‘Do Revenge’: Comedy with a modern twist

The stars of “Do Revenge,” Maya Hawke and Camila Mendes stand defiantly in bright and sparkling outfits in front of a wall of tinsel. The film is driven by exaggeration and campy influences, characterizing the film as a stylistic and modern black comedy. // Photo courtesy of Netflix

Our Take: 4/5 Stars

Netflix’s new black comedy “Do Revenge,” is a wickedly fun watch that pays homage to 90s and early 2000s teen flick classics while putting its own Gen Z spin on it. The story follows two teen girls, Drea (Camila Mendes, “Riverdale”), the queen bee who falls from her throne, and the new girl in school, Eleanor (Maya Hawke, “Stranger Things”). 

While this sounds exactly like the start of other beloved films like “Mean Girls” and “Clueless,” this movie takes the concept and adds a refreshing and modern twist. While there are clear references that a majority of American Millenial and Gen Z viewers will easily pick up, the plot takes most of its influence from Alfred Hitchcock’s “Strangers on a Train.” 

“Strangers on a Train” is a psychological thriller in which a killer convinces a stranger to “swap” murders with him to make it more diffiuclt for the police to figure out the motive and catch them. This movie swaps revenge schemes rather than homicides.

The film begins with Drea thriving at the top of her prestigious private school’s social pyramid, tons of friends, a woke and artsy boyfriend, and a promising future. This “queen bee” character in similar media from the past couple of decades has generally been rich, white and blonde, but in “Do Revenge” wokeness and politically correct culture is implemented and poked fun at to create a more modern troupe. 

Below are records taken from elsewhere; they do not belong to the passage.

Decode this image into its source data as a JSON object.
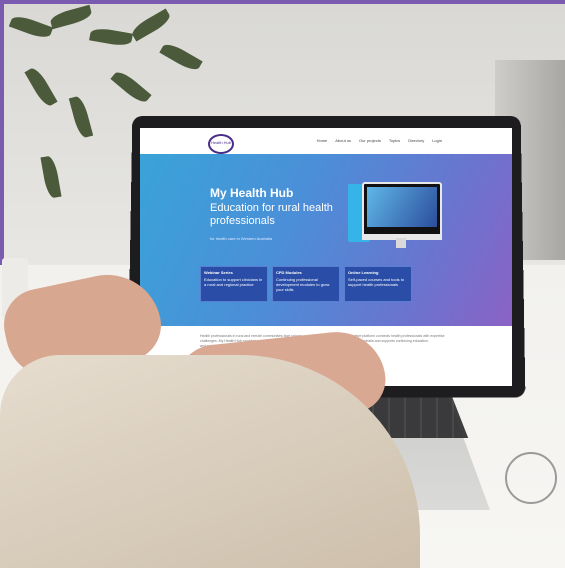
{
  "website": {
    "nav_items": [
      "Home",
      "About us",
      "Our projects",
      "Topics",
      "Directory",
      "Login"
    ],
    "logo_text": "Health Hub",
    "hero_title": "My Health Hub",
    "hero_subtitle": "Education for rural health professionals",
    "hero_small": "for health care in Western Australia",
    "cards": [
      {
        "title": "Webinar Series",
        "text": "Education to support clinicians in a rural and regional practice"
      },
      {
        "title": "CPD Modules",
        "text": "Continuing professional development modules to grow your skills"
      },
      {
        "title": "Online Learning",
        "text": "Self-paced courses and tools to support health professionals"
      }
    ],
    "content_left": "Health professionals in rural and remote communities face unique challenges. My Health Hub provides access to quality education resources and networking opportunities.",
    "content_right": "Our collaborative platform connects health professionals with expertise across Western Australia and supports continuing education."
  },
  "colors": {
    "accent_border": "#7b5bb0",
    "hero_gradient_start": "#3aa3d8",
    "hero_gradient_end": "#8b62c4"
  }
}
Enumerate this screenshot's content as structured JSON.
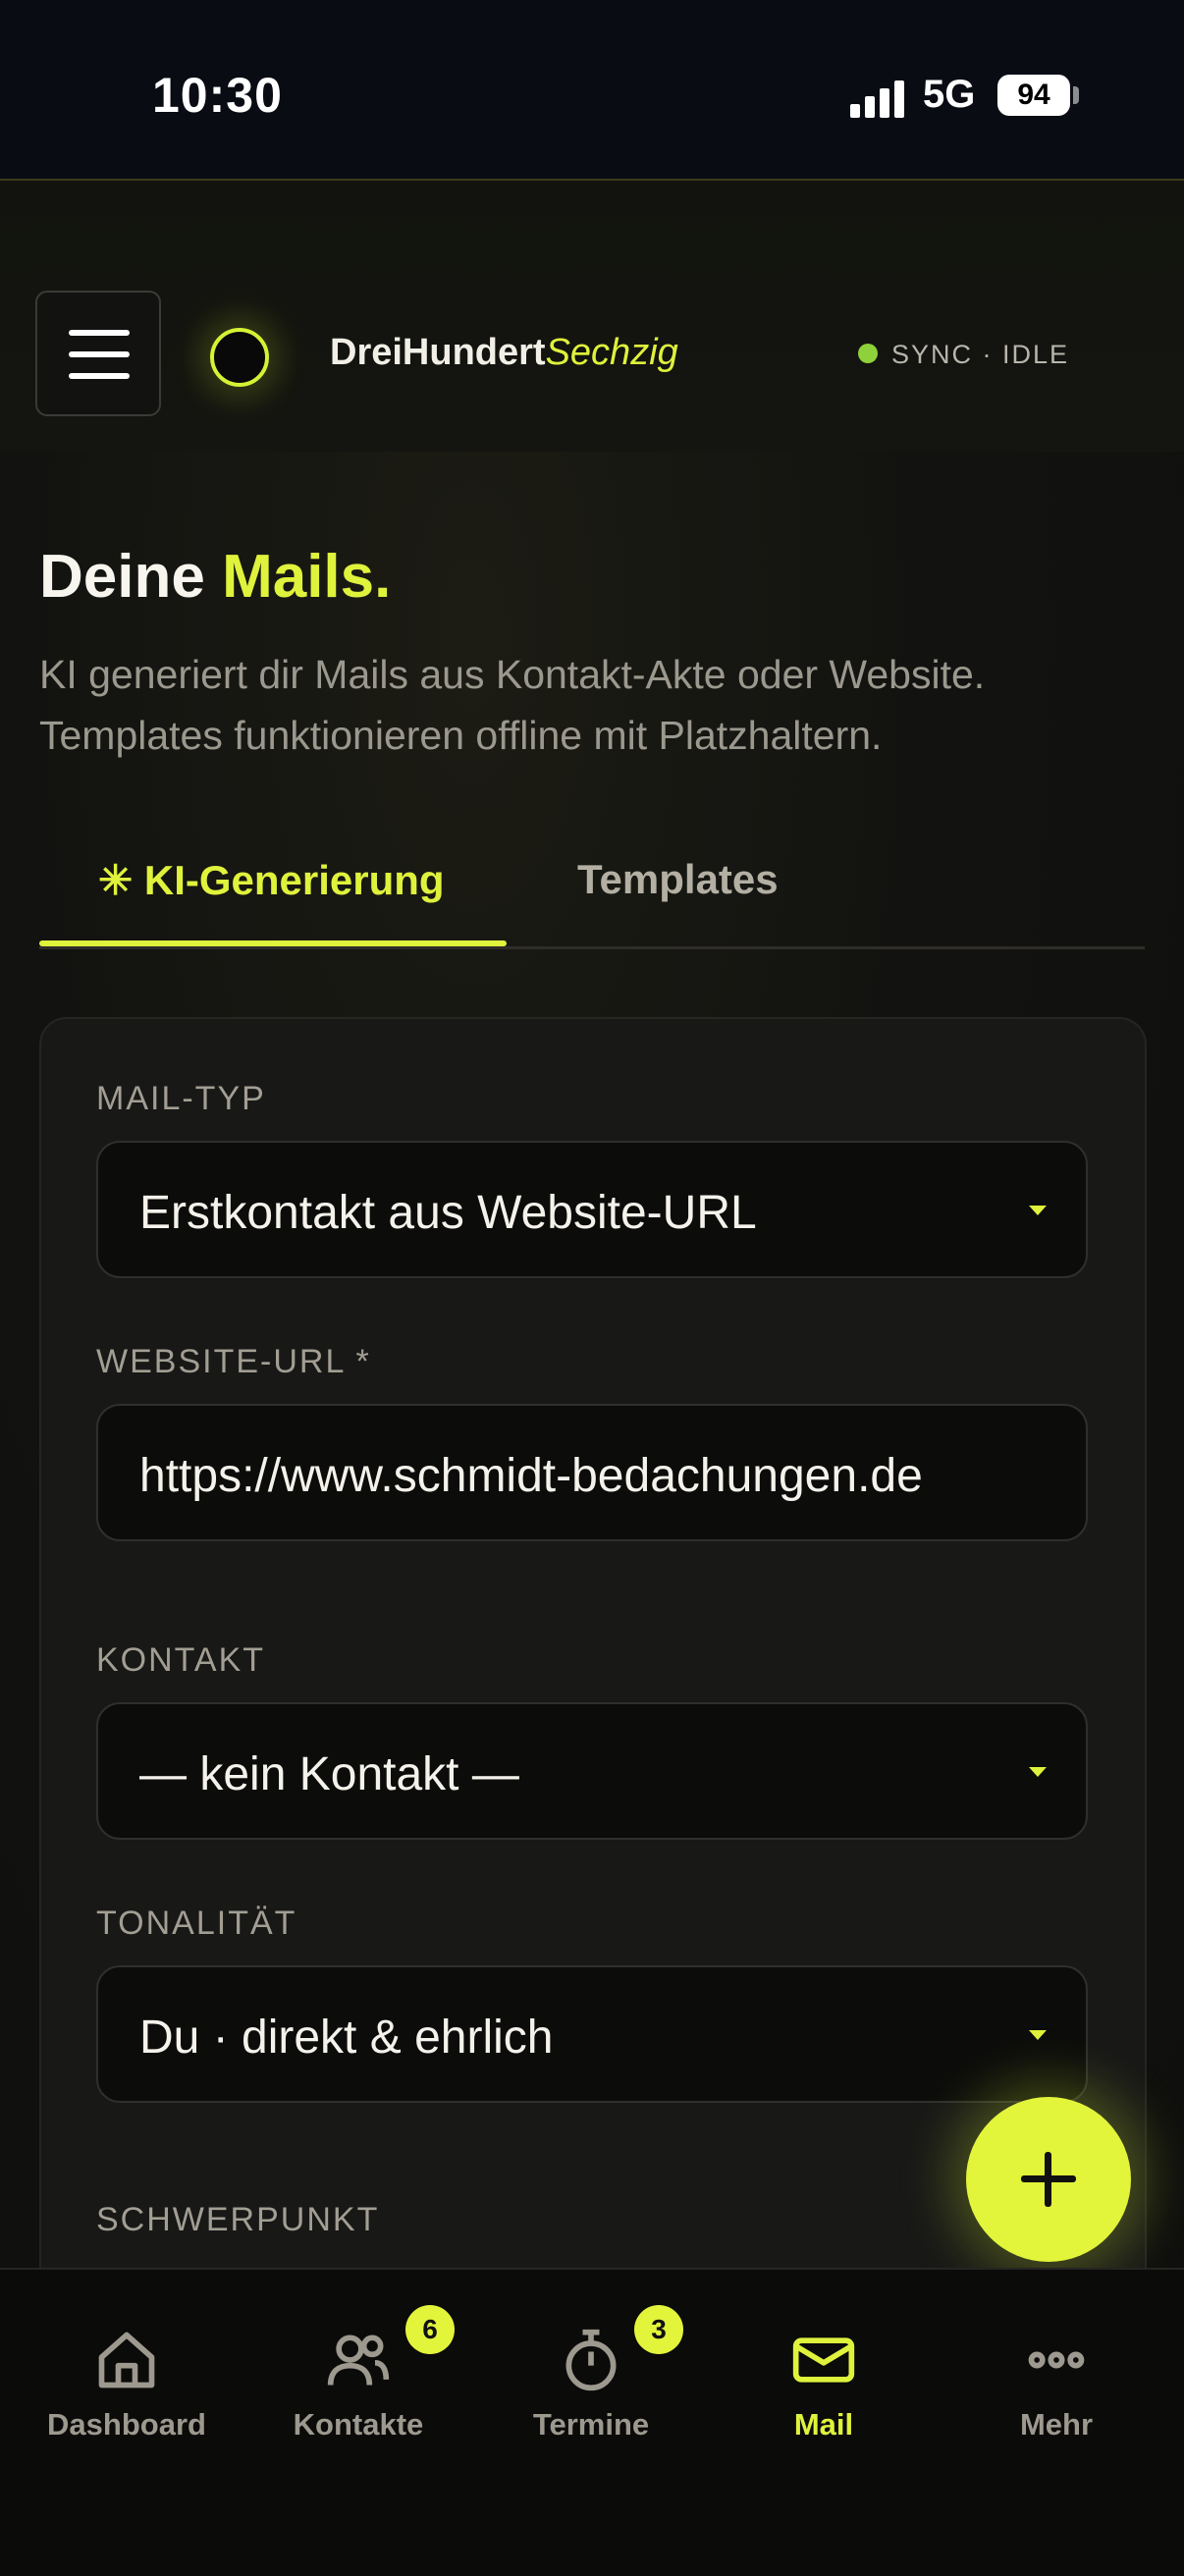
{
  "status_bar": {
    "time": "10:30",
    "network": "5G",
    "battery": "94"
  },
  "header": {
    "brand_main": "DreiHundert",
    "brand_accent": "Sechzig",
    "sync_status": "SYNC · IDLE"
  },
  "page": {
    "title_main": "Deine",
    "title_accent": "Mails.",
    "subtitle": "KI generiert dir Mails aus Kontakt-Akte oder Website. Templates funktionieren offline mit Platzhaltern."
  },
  "tabs": [
    {
      "label": "✳ KI-Generierung",
      "active": true
    },
    {
      "label": "Templates",
      "active": false
    }
  ],
  "form": {
    "mail_type": {
      "label": "MAIL-TYP",
      "value": "Erstkontakt aus Website-URL"
    },
    "website_url": {
      "label": "WEBSITE-URL *",
      "value": "https://www.schmidt-bedachungen.de"
    },
    "contact": {
      "label": "KONTAKT",
      "value": "— kein Kontakt —"
    },
    "tone": {
      "label": "TONALITÄT",
      "value": "Du · direkt & ehrlich"
    },
    "focus": {
      "label": "SCHWERPUNKT"
    }
  },
  "bottom_nav": [
    {
      "label": "Dashboard",
      "icon": "home-icon",
      "badge": ""
    },
    {
      "label": "Kontakte",
      "icon": "users-icon",
      "badge": "6"
    },
    {
      "label": "Termine",
      "icon": "stopwatch-icon",
      "badge": "3"
    },
    {
      "label": "Mail",
      "icon": "mail-icon",
      "badge": "",
      "active": true
    },
    {
      "label": "Mehr",
      "icon": "more-dots-icon",
      "badge": ""
    }
  ],
  "colors": {
    "accent": "#dff23c",
    "background": "#0d0d0c",
    "status_dot": "#8fd13a"
  }
}
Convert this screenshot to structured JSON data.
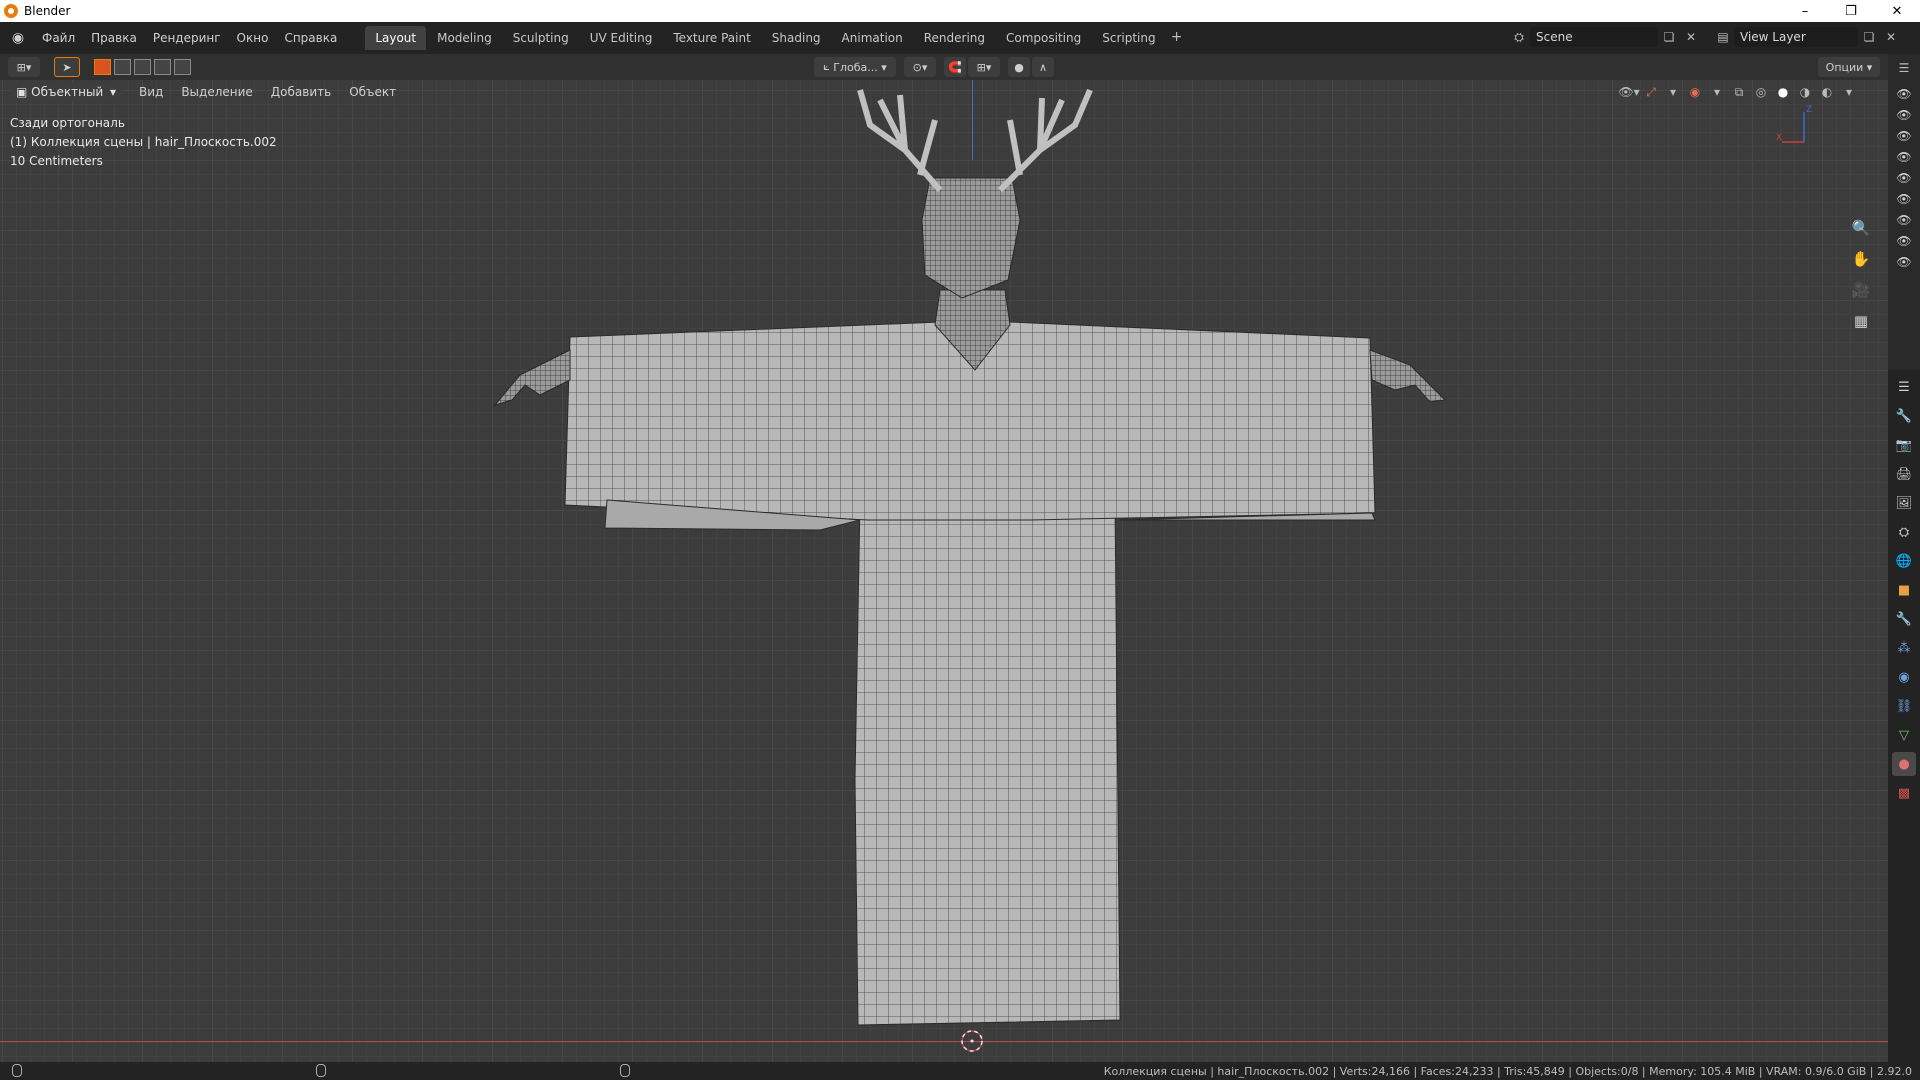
{
  "window": {
    "title": "Blender",
    "controls": [
      "–",
      "❐",
      "✕"
    ]
  },
  "menu": [
    "Файл",
    "Правка",
    "Рендеринг",
    "Окно",
    "Справка"
  ],
  "workspaces": [
    "Layout",
    "Modeling",
    "Sculpting",
    "UV Editing",
    "Texture Paint",
    "Shading",
    "Animation",
    "Rendering",
    "Compositing",
    "Scripting"
  ],
  "active_workspace": "Layout",
  "scene": {
    "name": "Scene"
  },
  "view_layer": {
    "name": "View Layer"
  },
  "toolheader": {
    "transform_orientation": "Глоба...",
    "options_label": "Опции"
  },
  "viewport": {
    "mode": "Объектный",
    "menu": [
      "Вид",
      "Выделение",
      "Добавить",
      "Объект"
    ],
    "view_name": "Сзади ортогональ",
    "collection_line": "(1) Коллекция сцены | hair_Плоскость.002",
    "scale_line": "10 Centimeters"
  },
  "gizmo": {
    "z_label": "Z",
    "x_label": "X"
  },
  "statusbar": {
    "stats": "Коллекция сцены | hair_Плоскость.002 | Verts:24,166 | Faces:24,233 | Tris:45,849 | Objects:0/8 | Memory: 105.4 MiB | VRAM: 0.9/6.0 GiB | 2.92.0"
  },
  "colors": {
    "accent_orange": "#e87d0d",
    "active_blue": "#4772b3",
    "axis_x": "#b34a4a",
    "axis_y": "#4a6fb3"
  },
  "icons": {
    "nav": [
      "zoom-icon",
      "hand-pan-icon",
      "camera-icon",
      "grid-icon"
    ],
    "props": [
      "tool-icon",
      "render-icon",
      "output-icon",
      "view-layer-icon",
      "scene-icon",
      "world-icon",
      "object-icon",
      "modifier-icon",
      "particles-icon",
      "physics-icon",
      "constraints-icon",
      "data-icon",
      "material-icon",
      "texture-icon"
    ]
  }
}
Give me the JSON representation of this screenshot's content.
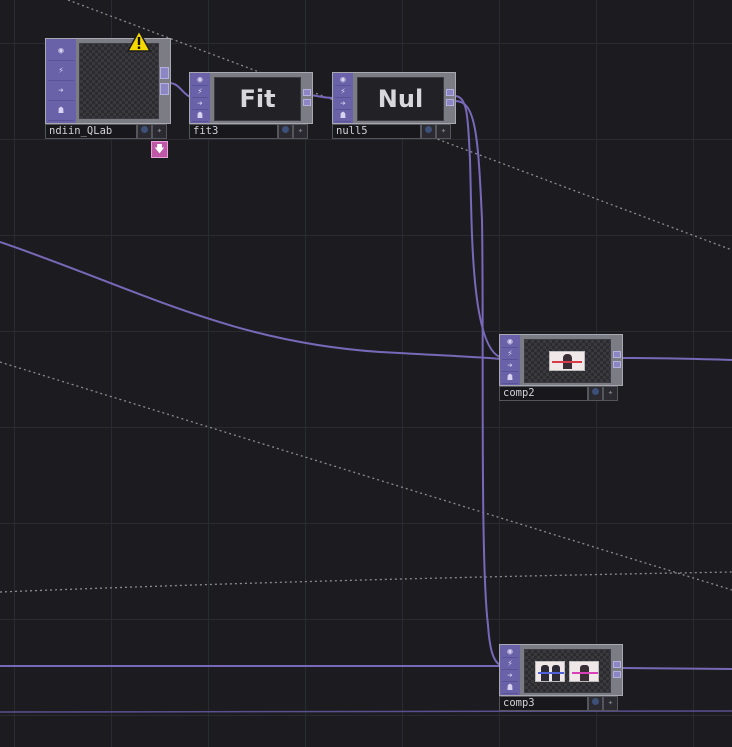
{
  "nodes": {
    "ndiin": {
      "name": "ndiin_QLab",
      "warning": true
    },
    "fit": {
      "name": "fit3",
      "label": "Fit"
    },
    "null": {
      "name": "null5",
      "label": "Nul"
    },
    "comp2": {
      "name": "comp2"
    },
    "comp3": {
      "name": "comp3"
    }
  },
  "colors": {
    "background": "#1c1c20",
    "wire": "#7868b8",
    "operator_strip": "#6a62a8",
    "warning": "#f5d800"
  },
  "icons": {
    "warning": "warning-icon",
    "viewer": "viewer-icon",
    "bypass": "bypass-icon",
    "pass": "arrow-icon",
    "lock": "lock-icon",
    "display_flag": "display-flag-icon",
    "render_flag": "render-flag-icon"
  }
}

Drea is a woman of color, which is a phrase that is constantly repeated and is almost used as a tactic to deflect criticism towards her. She is also a scholarship student at her private school, making her very different from everyone else. The school, Rosehill Country Day High School, is a hub for the children of the affluent and influential who are on the pipeline to Ivy League institutions. 

While Drea is outwardly able to maintain a picture perfect image of a hardworking and influential POC who came from nothing with a promising future in law, she is also incredibly cunning and willing to do anything to get what she wants. It is the summer before senior year and Drea is on her way to her dream school Yale,  when things take a turn when Drea’s boyfriend Max (Austin Abrams, “Euphoria”) asks her to send him “something to remember her by’’ while they are apart. The risque video is leaked, leading to Drea punching Max out of anger for betraying her. Max convinces the student body that he was hacked and did not leak the video, and everyone abandons Drea. 

Moving into summer, Drea and Eleanor meet and Drea learns that she has also been a victim to life ruining lies by someone at Rosehill, and they come up with a year-long scheme to enact each other’s revenge plots. 

Without spoiling any more of the plot, just know that the movie is not as predictable as it seems. The dialogue is very fitting for the time, and it is very nice to finally see Gen Z mannerisms and sayings being showcased properly on screen. Without feeling forced, it showcases the teen revenge makeover story in a campy lens. 

The mix and switch between modern references and the 90s/early 2000s is perfectly balanced and obvious. A key example of this being the extremely necessary makeover montage and, of course, the high school clique tour. The overall aesthetic and styling in the movie was also very deliberate and fun to look at. 

Director Jennifer Kaytin Robinson (“Someone Great”) is known for her bright and campy aesthetic that juxtaposes dark plot concepts. In “Do Revenge,” so many bad things happen to these characters, but all while wearing bright pastel uniforms and in Instagram-worthy settings. 

The movie is a jam packed with incredible performances, great production and a modern take in an overly saturated genre. It is very hard to make something fresh while also referencing some of the most well-known teen movies of the generation, but “Do Revenge” does this with ease.